Fiche de lecture - La culture du pauvre, Hoggart
Fiche de lecture : Fiche de lecture - La culture du pauvre, Hoggart. Recherche parmi 302 000+ dissertationsPar msiuol • 5 Avril 2025 • Fiche de lecture • 1 665 Mots (7 Pages) • 22 Vues
La culture du pauvre, Hoggart - 1957
Richard Hoggart, La culture du pauvre, Étude sur le style de vie des classes populaires
en Angleterre, Paris, Éditions de minuit, 1970 (1957) 🡪 préfacé par JC Passeron
→ Chapitre 3 : « eux et nous »
1/ Que signifie l’expression « eux et nous » dans le contexte particulier des classes populaires
Britanniques décrites par Hoggart ? Le rapport des classes populaires aux classes dominantes est-il similaire à celui que décrivait Bourdieu dans La Distinction ?

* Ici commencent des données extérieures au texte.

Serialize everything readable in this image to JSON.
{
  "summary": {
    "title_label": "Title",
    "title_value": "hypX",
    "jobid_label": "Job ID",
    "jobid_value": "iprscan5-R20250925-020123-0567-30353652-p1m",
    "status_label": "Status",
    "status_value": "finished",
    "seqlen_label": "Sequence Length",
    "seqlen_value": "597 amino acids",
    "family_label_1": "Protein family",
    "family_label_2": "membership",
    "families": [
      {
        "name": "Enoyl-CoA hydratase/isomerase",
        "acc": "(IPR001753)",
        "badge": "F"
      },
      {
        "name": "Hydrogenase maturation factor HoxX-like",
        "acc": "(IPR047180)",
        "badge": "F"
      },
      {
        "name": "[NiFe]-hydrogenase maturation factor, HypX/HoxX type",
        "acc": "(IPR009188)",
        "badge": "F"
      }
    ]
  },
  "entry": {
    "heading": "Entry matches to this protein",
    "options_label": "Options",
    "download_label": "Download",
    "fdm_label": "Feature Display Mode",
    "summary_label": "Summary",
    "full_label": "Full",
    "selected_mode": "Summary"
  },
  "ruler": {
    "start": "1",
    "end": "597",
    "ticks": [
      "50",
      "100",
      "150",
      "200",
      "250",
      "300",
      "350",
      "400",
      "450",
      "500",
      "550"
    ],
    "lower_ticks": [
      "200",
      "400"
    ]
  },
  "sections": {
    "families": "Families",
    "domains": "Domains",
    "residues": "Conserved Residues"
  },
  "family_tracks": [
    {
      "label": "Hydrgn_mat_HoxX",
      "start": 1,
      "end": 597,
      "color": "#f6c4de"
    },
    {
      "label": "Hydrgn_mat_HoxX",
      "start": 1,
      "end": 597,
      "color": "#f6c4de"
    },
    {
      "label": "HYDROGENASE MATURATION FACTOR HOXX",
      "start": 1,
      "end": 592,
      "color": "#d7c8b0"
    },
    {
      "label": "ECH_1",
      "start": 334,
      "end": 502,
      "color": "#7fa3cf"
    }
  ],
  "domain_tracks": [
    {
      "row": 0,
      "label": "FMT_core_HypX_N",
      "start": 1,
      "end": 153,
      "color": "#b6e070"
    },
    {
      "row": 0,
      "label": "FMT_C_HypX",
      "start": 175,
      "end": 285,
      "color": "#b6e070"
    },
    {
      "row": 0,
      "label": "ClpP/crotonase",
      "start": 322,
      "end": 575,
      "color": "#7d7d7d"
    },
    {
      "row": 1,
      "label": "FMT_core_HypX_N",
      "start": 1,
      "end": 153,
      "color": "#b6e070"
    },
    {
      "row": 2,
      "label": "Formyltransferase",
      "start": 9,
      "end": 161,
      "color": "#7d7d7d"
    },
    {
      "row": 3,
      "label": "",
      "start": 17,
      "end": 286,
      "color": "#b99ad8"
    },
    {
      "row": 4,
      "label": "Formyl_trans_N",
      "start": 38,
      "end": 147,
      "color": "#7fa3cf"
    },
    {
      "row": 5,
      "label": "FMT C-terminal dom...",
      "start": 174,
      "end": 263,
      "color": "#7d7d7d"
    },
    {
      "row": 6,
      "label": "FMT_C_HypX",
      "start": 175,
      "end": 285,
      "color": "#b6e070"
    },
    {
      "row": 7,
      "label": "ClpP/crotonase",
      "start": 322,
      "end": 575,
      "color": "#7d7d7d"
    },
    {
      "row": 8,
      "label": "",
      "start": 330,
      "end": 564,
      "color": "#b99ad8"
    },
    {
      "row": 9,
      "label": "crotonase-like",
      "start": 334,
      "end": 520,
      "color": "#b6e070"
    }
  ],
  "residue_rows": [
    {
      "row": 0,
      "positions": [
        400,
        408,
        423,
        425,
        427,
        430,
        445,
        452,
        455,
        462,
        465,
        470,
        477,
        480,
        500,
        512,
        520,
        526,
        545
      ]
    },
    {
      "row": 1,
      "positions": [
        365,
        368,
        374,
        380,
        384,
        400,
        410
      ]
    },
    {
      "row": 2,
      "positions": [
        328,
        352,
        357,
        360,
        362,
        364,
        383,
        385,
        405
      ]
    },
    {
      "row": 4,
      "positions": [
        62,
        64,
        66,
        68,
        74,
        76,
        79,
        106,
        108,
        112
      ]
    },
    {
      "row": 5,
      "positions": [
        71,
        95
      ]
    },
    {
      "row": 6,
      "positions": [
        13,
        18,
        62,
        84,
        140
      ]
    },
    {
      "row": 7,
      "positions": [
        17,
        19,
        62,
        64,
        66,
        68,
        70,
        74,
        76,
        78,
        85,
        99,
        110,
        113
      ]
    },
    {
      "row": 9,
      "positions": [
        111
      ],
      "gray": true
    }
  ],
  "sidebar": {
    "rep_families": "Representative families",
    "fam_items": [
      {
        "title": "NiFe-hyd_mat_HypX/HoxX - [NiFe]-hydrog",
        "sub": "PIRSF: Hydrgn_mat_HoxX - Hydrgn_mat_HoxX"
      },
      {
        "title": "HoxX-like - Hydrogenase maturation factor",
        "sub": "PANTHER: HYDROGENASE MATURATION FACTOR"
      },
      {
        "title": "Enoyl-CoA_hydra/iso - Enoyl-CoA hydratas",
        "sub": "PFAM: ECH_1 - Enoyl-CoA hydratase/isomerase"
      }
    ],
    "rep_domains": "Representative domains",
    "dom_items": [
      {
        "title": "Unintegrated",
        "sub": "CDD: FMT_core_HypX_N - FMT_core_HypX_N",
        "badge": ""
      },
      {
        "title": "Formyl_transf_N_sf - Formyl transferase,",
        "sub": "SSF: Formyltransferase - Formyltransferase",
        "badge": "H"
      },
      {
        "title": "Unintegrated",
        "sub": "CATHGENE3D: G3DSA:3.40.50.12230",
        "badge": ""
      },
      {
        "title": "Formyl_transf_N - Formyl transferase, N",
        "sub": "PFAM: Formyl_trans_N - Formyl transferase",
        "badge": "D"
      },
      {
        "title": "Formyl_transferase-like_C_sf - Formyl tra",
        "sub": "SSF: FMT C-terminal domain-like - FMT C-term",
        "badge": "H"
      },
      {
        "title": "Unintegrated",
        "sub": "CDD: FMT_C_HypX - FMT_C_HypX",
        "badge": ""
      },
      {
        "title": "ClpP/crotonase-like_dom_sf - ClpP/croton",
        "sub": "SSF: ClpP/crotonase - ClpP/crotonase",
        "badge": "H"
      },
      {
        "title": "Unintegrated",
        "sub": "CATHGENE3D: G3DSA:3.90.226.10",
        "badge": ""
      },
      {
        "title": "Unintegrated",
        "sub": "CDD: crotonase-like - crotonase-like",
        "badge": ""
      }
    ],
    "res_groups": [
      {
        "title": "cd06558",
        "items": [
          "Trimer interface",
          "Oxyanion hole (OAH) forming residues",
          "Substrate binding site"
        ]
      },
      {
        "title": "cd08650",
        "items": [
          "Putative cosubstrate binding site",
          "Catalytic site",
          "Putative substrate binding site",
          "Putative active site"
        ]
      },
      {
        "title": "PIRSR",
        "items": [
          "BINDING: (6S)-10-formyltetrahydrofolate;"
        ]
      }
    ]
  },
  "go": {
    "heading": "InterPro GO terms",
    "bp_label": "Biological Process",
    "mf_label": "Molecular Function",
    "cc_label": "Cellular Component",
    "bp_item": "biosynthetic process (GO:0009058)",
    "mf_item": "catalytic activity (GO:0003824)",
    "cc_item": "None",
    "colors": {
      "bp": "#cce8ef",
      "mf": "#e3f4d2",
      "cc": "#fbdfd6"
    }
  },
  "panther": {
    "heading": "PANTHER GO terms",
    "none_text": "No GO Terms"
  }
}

Hoggart introduit son enquête par la distinction opérée par les classes populaires entre « eux » et « nous ». Cette expression souligne une division tant symbolique que pratique de la représentation faite du monde social. Cette vision résulte pour Hoggart du mécanisme d’opposition dans la constitution et l’évolution des groupes sociaux. Ainsi, « eux » sont ceux qui nous font éprouver un sentiment de différence, avec qui n’est pas partagé le même espace social. « Le monde des autres est un monde inconnu et souvent hostile […] (qui) se désigne d’un mot : eux ». De la sorte, on peut estimer que « le monde » représente aussi bien les valeurs morales, comme les pratiques ou les manières d’interagir partagé par un groupe dans ses institutions (ici, la famille et le voisinage) ; « les autres » prennent le sens d’étrangers. Plus généralement, cet espace social s’étend dans les faits comme espace géographique, en témoigne le localisme des classes populaires anglaises. Cette distinction se trouve aussi très vite dans La culture du pauvre recoupée par la notion de classe : « eux » sont ceux dont on ne partage pas la classe. Cette superposition parait avant tout empirique ; ce qui importe reste le fait de partager et de conserver un rapport au monde social commun, à l’instar de ceux qui ont accédé à une position sociale supérieure, de fait, mais intégrant le « nous », ils sont tolérés dans la mesure où ils ne renient pas les habitudes et leur esprit populaires, ont conservé ce qui se joue dans le « nous » (« bien qu’il soit de toute évidence de l’autre côté »). C’est en quelque sorte le degré d’horizontalité qui détermine ce qui procède de l’appartenance au groupe. La question prend dans l’enquête, au-delà de la catégorisation, le sens de domination de manière exacerbée spécifiquement dans les classes populaires ; le « eux » prend la forme de « ceux du dessus », des classes dominantes.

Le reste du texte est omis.